2. Inventory acquisition

Work with vendors who are close to the source of inventory and who provide value through data and/or their proprietary technology. Ensure that your mobile media inventory is also being bought programmatically or better still, acquired through Real-time Bidding (RTB). Whether through a managed service or a self-serve platform, there are cost-efficiencies to be had, where you won’t pay more than you have to.

3. Keep things simple, and do them well

Don’t be sold by flashy presentations featuring the latest and greatest products. This approach is usually born out of desperation to get an IO signed. Stick to the basics and do less, well. This might mean only one method of targeting and/or inventory placement, so that your budget isn’t spread too thin. That’s okay, you’ll have more meaningful results in the long-term.

4. Leverage the mobile ecosystem

The vast majority of mobile inventory is global and app-based, as mentioned above. If you are only buying local m-site based inventory, you’re missing out on a huge opportunity to reach your audience at scale.

5. Look at case studies and benchmarks

Ask your mobile media vendor for examples of campaigns run in your vertical and market. Look further afield to the UK or US if nothing exists in Australia or New Zealand. After all, they are more similar markets to those on our Asia-Pacific doorstep, so the insight gained would probably be of more value. Campaigns will improve as more companies look at consumer trends through “the lens of location”, as well as considering the digital preferences of people engaging with more and more apps, which has led to more agencies setting up and integrating programmatic into their environment.

The promise

Advertisers around the world have long tried to make use of their mass of data to help them reach audience segments or target better, Darling said.

“I believe that one of the most effective and recognised ways of leveraging data is through the lens of location insights," he said. "This is because location tells a story about the real-world lives of people and the places they go to. This can provide brands and media agencies with audience segments based on where people have actually been—a far greater pointer to behaviour than simply sites they’ve visited.”

Darling points to a scenario where a credit-card brand wants to reach people who are affluent and who frequently travel. The brand could look at the data to find people who are in an airport at least once every two months and stay at four- and five-star hotels.

“Then when they’re at home, we might look at people who live in affluent residential areas, maybe go to golf courses or marinas,” he added. “The data allows us to see who these people are, and reach them in a certain way.”

Darling said that benefits of location-based data driven insights could be applied across many different verticals.

“In some moments, the perfect moment will be reaching them at purchase, and others it will be a more long-term strategy, such as reaching them at home,” he said.

Forrester's Wang agreed, adding that the use of location data increases advertising efficiency.

“According to several marketers we interviewed, most ad-buying platforms offer geo-fencing capabilities, enabling more engaging hyper-local ads. More advanced tactics include retargeting based on physical location,” she added.
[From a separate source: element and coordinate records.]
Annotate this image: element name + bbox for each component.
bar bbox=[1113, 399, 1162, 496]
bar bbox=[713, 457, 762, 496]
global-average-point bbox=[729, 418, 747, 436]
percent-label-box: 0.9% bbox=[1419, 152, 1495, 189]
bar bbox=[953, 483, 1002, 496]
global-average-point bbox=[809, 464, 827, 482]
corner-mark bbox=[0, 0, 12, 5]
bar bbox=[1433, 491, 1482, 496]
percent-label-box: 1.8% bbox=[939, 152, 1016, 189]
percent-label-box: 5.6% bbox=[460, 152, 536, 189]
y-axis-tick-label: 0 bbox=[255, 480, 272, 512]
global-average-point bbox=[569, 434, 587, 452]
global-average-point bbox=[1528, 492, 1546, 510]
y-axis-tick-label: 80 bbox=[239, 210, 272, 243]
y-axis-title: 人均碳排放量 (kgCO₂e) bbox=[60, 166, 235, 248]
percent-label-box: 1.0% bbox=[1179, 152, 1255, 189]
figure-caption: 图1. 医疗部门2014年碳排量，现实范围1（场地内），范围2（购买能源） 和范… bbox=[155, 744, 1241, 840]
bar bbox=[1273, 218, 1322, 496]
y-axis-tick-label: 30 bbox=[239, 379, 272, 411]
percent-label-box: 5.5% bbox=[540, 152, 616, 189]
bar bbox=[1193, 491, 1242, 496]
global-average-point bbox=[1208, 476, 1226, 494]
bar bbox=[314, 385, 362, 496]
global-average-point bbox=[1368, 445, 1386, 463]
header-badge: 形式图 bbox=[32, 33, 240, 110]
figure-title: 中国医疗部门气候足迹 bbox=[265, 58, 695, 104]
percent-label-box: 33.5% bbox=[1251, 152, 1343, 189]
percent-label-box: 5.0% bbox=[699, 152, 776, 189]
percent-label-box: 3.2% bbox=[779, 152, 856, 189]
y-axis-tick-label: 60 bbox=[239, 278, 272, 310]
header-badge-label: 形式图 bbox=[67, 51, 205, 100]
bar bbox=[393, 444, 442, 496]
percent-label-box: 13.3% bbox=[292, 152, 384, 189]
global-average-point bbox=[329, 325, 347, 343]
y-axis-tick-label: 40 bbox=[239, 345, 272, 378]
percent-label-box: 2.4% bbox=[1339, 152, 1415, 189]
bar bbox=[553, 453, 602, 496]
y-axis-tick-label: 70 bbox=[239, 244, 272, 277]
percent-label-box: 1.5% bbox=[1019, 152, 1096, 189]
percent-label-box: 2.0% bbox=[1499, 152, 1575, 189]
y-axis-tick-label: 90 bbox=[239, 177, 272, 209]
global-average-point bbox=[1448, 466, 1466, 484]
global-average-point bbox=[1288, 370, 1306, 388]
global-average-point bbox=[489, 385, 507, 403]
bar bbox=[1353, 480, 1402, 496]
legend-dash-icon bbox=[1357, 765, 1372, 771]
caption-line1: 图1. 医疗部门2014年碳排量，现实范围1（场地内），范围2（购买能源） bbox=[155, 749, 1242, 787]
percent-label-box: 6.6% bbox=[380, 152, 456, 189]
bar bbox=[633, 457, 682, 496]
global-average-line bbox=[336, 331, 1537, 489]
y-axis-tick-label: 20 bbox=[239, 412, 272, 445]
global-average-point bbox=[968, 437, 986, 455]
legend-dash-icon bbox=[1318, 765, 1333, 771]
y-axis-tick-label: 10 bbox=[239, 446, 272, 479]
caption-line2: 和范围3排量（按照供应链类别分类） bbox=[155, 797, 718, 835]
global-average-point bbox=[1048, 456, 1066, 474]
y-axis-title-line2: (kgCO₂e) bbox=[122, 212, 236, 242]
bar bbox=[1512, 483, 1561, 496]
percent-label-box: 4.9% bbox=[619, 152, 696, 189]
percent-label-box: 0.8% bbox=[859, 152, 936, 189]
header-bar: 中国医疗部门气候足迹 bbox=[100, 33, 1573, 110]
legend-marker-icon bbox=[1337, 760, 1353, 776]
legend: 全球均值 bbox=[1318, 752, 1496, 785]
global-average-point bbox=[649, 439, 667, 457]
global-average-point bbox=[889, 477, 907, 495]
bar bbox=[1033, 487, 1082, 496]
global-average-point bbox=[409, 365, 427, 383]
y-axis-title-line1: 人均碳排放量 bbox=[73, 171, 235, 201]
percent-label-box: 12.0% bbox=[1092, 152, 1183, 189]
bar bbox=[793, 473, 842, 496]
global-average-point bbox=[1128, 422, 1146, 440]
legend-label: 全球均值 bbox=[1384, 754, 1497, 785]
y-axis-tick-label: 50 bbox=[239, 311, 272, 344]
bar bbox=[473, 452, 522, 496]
To illustrate, Wang pointed to location ad firm xAd, which has expanded its business aggressively in China and other markets within APAC, and in the process has worked with clients such as Lenovo, Henz and CUBA.

But beyond advertising, she added that location data makes contextual marketing possible, as location data only makes sense when it combines with time, which makes it contextual marketing.

Forrester defines a mobile moment as "a point in time and space when someone pulls out a mobile device to get what they want in their immediate context."

“For example, mobile marketing and commerce app developer Appconomy worked with Carrefour China to provide indoor-location-based promotion services for brands within its Smart Shopper app,” said Wang. “Another example is Cafe Amazon in Thailand. They created a mobile app ‘Drive Awake’ that monitors the drivers' eye, and directs the dozy drivers to the closest cafe.”